Zgadzam się z tym, że konkurs miał bardzo wąskie "spektrum zainteresowań".
W pierwszej chwili ucieszyłem się, ze jest nowy konkurs na alternatywne karty. Od dawna chciałem zrobić coś ciekawego. Uśmiech zniknął z mojej twarzy, gdy zobaczyłem, że konkurs dotyczy wyłącznie Tytanów. Odbiegnę od mechaniki - to dostanę baty, (np. od Filcia702), że "Tytan tak nie działa".
Sztywne ramy mają to do siebie, że zawężają wyobraźnie. I nie mówię tutaj o tym, że właśnie kiedy jest trudno - to można się wykazać.
Pracuję dla telewizji....
Nawet nie zdajecie sobie sprawy jak pisanie serialu (tasiemca) pod batem sztywnych zasad zawęża wyobraźnie i eliminuje kreatywność. Rzeczy wyjątkowe powstają pod wpływem impulsu. Niekontrolowanego pomysłu.
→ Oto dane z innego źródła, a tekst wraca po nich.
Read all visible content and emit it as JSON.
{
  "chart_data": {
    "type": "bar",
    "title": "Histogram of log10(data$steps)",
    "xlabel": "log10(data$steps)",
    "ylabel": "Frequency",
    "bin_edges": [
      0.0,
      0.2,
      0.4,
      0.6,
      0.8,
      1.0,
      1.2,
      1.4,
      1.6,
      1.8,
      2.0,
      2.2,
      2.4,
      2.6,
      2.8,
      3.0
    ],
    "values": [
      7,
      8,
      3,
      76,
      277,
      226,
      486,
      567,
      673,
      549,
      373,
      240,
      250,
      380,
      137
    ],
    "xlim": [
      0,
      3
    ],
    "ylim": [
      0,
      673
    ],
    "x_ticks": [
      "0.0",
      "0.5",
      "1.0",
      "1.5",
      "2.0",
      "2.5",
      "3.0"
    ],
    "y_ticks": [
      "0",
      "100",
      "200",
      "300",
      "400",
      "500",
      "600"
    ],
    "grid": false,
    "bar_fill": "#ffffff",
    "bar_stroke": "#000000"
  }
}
Później można ten pomysł piłować, dyskutować nad nim i poprawiać. Ale jeśli w pierwszej kolejności mówimy ma być tak i tak, a każdy "wybryk", który odstaje od normy jest z miejsca eliminowany (głównie przez autocenzurę) to nie ma szans na powstanie wyjątkowej karty. Gdyby Tarantino miał pisać "M jak mdłości" lub każdą inną telenowelę w naszym kraju - to wcale nie byłyby lepsze. Były by takie same - bo Tarantino musiałby pisać pod linijkę. Jego tekst sprawdzałoby kilkunastu redaktorków, którzy tak czy siak wywalili by pomysły nieprzystające do normy. Rysio z Klanu nie chwyciłby za giwerę i nie zaczął terroryzować Maciusia "by umył te cholerne rączki". Nic by się nie zmieniło. A Tarantino po roku pracy nie napisałby już żadnego, dobrego tekstu.
Sorry za lekką prywatę. Reasumując - temat konkursu na "alternatywną kartę" powinien być bardziej pojemny. Nie bójmy się tworzyć kart wyjątkowych. Ważne, żeby były zgodne z ogólnie przyjętymi zasadami MTG (choć magic jest dlatego piękny, że "tekst na karcie może zmienić dowolną zasadę gry") i byśmy pilnowali by nie były to karty o przegiętym power-levelu.
Mam nadzieję, że konkurs na alternatywne karty odżyje. Ale do tego potrzebna jest IMO - większa animacja na stronie Poltera. Bo nasze forum ma już tylko kilku stałych bywalców.
P.S. I proponuję nie używać argumentów w stylu "bo nie", "bo nie lubię krzyżówek". Bądźmy rozsądni, uprzejmi i kulturalni. Walka na argumenty tylko wtedy ma sens, gdy ludzie są otwarci.